By ASHLEY BANKS
Staff Writer
Weight and body image issues have been prevalent in the media in recent years.
More often than not, the media focuses its attention on the overweight.
From shows like “The Biggest Loser” to news stories on the obesity epidemic, you might get the impression that overweight people are the only ones who have problems with their bodies.
This is far from being accurate.
I recently came across a blog called “This Is Thin Privilege,” which is basically an outlet for people to talk about how much easier skinny people have it.
I’ve also seen countless posts online about how “real women have curves.”
Some people might not realize that just because someone is skinny doesn’t mean that they can’t have issues with their body image.
It is just as hard, if not harder in some ways, to be underweight as it is to be overweight.
Trying to find age-appropriate clothing is incredibly difficult when even the extra smalls in the junior’s section are too big.
I think in some ways trying to gain weight can be even harder than trying to lose it.

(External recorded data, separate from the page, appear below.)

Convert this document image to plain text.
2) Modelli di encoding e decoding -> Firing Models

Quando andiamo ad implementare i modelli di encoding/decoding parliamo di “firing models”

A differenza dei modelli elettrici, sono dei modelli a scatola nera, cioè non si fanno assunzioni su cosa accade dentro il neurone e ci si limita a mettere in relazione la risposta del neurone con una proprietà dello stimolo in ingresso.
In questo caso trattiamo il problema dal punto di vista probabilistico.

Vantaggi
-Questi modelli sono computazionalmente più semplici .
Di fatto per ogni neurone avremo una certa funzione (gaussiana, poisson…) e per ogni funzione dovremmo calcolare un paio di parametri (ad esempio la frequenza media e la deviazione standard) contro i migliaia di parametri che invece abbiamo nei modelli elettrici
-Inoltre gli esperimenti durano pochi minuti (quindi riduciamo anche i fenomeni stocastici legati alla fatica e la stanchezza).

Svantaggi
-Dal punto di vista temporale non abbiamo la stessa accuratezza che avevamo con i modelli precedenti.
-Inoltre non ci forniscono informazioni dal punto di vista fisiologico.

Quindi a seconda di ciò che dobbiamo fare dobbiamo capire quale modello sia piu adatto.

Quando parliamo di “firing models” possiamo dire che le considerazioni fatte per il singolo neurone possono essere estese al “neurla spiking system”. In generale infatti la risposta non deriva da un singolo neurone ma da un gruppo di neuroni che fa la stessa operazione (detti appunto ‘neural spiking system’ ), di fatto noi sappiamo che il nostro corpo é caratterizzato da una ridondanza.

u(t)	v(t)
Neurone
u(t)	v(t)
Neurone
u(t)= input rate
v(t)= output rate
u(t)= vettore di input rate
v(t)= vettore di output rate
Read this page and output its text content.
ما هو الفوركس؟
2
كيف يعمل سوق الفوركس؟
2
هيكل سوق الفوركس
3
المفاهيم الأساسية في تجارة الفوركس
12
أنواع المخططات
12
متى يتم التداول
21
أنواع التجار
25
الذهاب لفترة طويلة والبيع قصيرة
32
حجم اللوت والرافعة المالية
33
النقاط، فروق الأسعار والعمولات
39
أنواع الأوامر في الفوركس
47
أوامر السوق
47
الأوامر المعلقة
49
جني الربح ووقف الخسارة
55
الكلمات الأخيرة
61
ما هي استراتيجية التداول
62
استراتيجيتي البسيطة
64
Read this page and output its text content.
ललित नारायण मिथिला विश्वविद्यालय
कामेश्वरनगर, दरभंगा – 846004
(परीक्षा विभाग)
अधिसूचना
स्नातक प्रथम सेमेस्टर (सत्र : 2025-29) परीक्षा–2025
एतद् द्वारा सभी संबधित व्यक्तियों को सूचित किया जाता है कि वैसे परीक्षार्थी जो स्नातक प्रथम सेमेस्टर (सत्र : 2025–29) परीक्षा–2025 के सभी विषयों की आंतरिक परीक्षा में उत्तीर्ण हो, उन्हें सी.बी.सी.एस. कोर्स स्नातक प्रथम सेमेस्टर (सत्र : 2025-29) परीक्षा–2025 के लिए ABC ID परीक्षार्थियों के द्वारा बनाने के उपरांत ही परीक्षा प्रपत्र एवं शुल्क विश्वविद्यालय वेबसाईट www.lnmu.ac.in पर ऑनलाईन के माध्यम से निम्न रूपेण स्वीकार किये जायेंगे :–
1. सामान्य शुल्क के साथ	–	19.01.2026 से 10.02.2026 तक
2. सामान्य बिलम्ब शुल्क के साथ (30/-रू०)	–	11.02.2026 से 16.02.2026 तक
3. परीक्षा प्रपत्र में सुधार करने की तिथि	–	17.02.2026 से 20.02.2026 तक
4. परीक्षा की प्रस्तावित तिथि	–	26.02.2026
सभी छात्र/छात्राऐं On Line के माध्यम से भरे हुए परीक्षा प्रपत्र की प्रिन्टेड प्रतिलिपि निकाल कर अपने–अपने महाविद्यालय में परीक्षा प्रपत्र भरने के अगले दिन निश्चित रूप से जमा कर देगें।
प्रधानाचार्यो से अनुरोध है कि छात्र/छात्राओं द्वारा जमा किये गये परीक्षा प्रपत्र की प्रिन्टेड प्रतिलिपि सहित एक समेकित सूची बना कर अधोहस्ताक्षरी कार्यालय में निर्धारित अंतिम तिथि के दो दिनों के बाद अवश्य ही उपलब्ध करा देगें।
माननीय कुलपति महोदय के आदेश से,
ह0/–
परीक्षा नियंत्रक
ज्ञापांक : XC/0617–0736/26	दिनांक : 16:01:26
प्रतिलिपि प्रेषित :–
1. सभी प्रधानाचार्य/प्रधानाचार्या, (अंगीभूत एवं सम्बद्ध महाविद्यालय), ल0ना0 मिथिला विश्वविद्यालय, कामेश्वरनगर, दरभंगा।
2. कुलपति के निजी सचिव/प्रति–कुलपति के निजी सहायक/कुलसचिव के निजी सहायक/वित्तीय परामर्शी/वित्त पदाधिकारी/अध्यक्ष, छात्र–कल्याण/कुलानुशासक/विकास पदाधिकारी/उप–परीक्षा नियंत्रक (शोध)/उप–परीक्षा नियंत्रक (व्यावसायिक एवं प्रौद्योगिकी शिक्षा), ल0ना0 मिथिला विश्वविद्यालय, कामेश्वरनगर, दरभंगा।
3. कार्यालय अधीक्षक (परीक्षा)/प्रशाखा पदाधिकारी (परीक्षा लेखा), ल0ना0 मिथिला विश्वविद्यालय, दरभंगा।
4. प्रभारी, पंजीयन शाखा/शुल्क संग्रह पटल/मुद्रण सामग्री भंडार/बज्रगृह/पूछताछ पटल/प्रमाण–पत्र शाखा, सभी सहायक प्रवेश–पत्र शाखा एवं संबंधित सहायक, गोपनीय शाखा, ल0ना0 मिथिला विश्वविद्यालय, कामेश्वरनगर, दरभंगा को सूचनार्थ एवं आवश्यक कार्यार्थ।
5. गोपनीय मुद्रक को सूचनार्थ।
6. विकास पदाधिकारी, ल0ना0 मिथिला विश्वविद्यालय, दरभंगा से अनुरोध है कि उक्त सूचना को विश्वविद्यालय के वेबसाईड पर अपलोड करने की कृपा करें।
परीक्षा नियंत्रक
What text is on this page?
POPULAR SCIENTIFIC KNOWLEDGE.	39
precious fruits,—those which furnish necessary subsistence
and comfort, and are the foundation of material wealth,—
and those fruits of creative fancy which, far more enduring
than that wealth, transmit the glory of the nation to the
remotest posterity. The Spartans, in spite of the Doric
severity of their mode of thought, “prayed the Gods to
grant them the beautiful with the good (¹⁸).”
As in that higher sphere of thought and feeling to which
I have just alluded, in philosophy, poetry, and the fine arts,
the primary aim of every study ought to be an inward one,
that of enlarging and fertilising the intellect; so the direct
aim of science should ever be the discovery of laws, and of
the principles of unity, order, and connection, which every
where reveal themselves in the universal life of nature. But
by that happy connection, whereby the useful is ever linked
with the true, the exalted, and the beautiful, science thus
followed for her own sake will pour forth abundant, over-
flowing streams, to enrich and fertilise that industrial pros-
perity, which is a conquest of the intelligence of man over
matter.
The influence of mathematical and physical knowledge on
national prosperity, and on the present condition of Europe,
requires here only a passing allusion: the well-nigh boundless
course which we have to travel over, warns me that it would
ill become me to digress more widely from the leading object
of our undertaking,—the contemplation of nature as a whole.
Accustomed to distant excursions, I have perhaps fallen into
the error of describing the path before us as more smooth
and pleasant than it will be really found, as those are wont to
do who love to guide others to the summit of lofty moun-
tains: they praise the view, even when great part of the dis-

There are countless diet and exercise plans to assist people in losing weight, yet there are none that exist to help people gain it.
I can’t tell you the number of times I’ve had people tell me that I’m “too skinny” or that I “need to eat a cheeseburger” to gain weight.
I’m willing to bet that those same people would never tell someone that was considered to be overweight to either lose weight or eat a salad.
Being really skinny or even underweight can give you just as much mental grief as being overweight.
I’ve seen and heard so many remarks along the lines of “real women have curves.”
Attacking people for being skinny to make yourself feel better is just as bad as attacking someone overweight to make yourself feel better.
There is no definition of a “real woman.”
Women come in all shapes and sizes, whether it be a 00 or a 12.
I’m not saying that discrimination against the overweight doesn’t exist.
I’m saying that there is a double standard.
Cliche or not, we all need to work on accepting ourselves and others at more than just face value.